海外提携大学との交流は生き残りの武器になる、来日した米ペンシルバニア州立大生と歓談する茨城大学の学生【拡大】
少子化で受験対象年齢である18歳人口が一気に減る「2018年問題」も目前。大学は学科試験ではなく面接や論文で選抜したり、推薦入試を実施したりと学生確保に必死で、他校と差別化するための自校PRにも余念がない。
授業は英語、留学が義務
差別化の有力ツールは「国際化」だろう。秋田市に国際教養大学(AIU)という公立の大学がある。2004年に設置された地方独立行政法人・秋田県が運営する全学約3000人規模のリベラルアーツ(教養)系の単科大学だ。

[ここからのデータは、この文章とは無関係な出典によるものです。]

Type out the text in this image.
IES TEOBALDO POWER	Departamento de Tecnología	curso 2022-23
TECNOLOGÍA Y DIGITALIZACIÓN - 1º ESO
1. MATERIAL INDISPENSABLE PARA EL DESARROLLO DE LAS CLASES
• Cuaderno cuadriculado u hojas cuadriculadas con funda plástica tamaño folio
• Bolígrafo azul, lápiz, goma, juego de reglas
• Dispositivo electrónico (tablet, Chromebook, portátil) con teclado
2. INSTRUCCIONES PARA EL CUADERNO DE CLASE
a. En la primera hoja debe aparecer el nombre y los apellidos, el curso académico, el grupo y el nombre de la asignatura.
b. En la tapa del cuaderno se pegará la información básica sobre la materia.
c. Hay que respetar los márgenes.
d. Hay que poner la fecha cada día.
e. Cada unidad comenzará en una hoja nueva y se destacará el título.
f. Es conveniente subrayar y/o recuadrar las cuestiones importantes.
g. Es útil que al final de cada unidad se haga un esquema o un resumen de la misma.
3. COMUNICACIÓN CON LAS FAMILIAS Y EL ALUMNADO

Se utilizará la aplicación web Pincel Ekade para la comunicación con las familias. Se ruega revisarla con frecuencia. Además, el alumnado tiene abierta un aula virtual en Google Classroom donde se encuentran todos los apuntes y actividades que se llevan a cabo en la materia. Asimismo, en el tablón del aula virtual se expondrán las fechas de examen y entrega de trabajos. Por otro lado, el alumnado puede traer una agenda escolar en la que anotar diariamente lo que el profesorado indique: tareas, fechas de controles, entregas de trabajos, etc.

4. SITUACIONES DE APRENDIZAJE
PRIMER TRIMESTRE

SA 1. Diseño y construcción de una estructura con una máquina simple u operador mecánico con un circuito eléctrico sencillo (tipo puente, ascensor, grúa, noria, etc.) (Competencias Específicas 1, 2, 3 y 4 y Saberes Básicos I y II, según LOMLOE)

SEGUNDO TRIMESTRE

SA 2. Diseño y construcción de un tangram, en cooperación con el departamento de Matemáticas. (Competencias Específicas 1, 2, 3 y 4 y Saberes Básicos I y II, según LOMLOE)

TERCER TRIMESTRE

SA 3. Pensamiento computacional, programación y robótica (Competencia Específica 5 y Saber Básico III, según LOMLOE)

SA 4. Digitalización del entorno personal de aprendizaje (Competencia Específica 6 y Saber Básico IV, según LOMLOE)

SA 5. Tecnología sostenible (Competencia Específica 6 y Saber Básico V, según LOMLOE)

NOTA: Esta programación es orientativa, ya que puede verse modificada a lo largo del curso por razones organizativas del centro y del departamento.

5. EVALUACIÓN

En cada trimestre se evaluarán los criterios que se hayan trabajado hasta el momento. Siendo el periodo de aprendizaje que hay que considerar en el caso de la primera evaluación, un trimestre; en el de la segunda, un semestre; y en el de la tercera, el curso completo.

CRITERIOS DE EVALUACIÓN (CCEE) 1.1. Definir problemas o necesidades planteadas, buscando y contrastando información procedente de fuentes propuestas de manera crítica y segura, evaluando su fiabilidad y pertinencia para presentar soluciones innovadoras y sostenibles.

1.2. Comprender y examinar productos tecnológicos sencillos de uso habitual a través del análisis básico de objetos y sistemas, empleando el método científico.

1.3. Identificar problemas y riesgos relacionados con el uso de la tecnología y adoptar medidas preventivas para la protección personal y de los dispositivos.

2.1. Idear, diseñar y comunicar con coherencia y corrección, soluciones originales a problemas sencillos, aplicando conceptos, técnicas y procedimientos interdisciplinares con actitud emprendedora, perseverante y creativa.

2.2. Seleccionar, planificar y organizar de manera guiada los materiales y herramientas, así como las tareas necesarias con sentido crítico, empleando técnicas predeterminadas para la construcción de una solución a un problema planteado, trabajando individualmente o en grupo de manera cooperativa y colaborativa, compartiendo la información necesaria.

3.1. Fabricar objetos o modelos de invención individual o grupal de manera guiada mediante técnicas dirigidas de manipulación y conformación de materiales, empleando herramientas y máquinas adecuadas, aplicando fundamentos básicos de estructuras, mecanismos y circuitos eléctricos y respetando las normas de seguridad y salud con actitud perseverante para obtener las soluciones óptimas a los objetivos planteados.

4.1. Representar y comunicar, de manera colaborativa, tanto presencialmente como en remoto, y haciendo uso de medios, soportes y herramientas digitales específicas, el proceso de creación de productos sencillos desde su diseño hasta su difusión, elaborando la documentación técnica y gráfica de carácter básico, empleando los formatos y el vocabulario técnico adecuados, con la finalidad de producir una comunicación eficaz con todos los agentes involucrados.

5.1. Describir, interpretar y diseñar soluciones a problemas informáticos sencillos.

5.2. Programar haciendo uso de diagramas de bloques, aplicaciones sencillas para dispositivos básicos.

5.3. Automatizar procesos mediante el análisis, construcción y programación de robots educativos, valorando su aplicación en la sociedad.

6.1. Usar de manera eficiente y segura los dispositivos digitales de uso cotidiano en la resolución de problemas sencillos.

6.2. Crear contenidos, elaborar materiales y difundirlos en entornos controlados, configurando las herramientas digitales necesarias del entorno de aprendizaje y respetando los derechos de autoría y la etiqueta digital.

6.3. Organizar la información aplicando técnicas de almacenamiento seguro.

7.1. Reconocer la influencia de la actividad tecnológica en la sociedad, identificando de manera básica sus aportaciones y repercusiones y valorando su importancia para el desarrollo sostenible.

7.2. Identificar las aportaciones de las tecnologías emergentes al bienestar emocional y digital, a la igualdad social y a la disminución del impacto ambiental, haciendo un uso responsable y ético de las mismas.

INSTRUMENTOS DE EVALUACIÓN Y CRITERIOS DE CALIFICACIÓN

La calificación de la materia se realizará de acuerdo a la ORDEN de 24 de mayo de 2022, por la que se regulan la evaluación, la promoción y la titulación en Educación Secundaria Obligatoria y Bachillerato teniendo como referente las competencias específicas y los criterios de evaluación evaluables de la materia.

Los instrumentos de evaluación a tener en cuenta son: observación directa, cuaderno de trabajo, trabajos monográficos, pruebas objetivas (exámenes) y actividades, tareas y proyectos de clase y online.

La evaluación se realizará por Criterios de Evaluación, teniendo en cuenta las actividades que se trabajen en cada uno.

同大の資料によれば、学生は全国各地から集まってくるほか、世界46カ国・地域からの留学生が5人に1人いる。教官は半数以上が外国籍で、ほとんどの授業は英語で行われる。
新入生は必ず学術英語のプログラムを受け、一定基準以上のレベルに達しなければ次の基盤教育科目に進めない。さらに必修科目と特定単位を修めて英語をレベルアップし、海外の提携大学へ留学に出る。1年間の留学が義務で、30単位を取得して来なければ卒業できない。